A lot has been written lately about a decision from a federal court in Ohio which some commentators claim (with shock) elevates veganism to a religion.   The Court, however, did not do that.

 

 

A few relevant facts are in order. Plaintiff, an employee at a hospital, refused a flu vaccine upon the grounds that she was a vegan, and as such, did not ingest animal products or by-products (such as go into vaccines), “a moral and ethical belief which [she] sincerely held with the strength of traditional religious views.”   She was fired, and sued under Title VII for religious discrimination.    

 

 

The employer claimed that “in its view veganism does not qualify as a religion, but rather is no more than a dietary preference or social philosophy.”  

 

 

The Court held that “at this early stage of the litigation” and “in the context of a motion to dismiss, it merely needs to determine whether Plaintiff has alleged a plausible claim.

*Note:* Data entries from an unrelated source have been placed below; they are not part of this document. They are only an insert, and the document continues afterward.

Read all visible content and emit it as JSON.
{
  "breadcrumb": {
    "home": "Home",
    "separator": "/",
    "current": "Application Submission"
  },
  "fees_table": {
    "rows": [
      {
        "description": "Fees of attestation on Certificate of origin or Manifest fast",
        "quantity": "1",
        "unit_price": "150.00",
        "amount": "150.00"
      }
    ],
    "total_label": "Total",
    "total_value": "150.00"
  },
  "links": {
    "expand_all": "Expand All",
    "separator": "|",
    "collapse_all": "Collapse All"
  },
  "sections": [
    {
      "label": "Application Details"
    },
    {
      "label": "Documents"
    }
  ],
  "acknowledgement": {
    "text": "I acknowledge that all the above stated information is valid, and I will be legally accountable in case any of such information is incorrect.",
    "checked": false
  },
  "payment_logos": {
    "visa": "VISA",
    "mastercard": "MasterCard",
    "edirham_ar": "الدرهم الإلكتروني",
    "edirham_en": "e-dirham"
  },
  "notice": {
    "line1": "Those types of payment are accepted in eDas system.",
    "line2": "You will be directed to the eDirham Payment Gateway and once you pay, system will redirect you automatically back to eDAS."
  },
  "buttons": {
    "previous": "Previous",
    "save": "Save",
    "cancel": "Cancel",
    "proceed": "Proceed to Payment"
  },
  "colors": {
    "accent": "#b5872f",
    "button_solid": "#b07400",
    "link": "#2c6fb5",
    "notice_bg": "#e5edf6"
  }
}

The Court finds it plausible that Plaintiff could subscribe to veganism with a sincerity equating that of traditional religious views (emphasis added).”

 

 

The Court therefore did not hold that veganism is a religion, or that Title VII includes vegans in a protected class, but, it seems to me, simply decided (wisely) not to become embroiled at the beginning of a lawsuit in an argument as to what is a religion and/or what is the meaning of a belief “sincerely held with the strength of religious views.”     

 

 

As a footnote, please be aware that, as my partner Jeff Polsky aptly noted last week in his California Employment Law blog, courts in California have previously held that vegans cannot sue for religious discrimination, and the decisions nicely discuss the countervailing legal and philosophical arguments.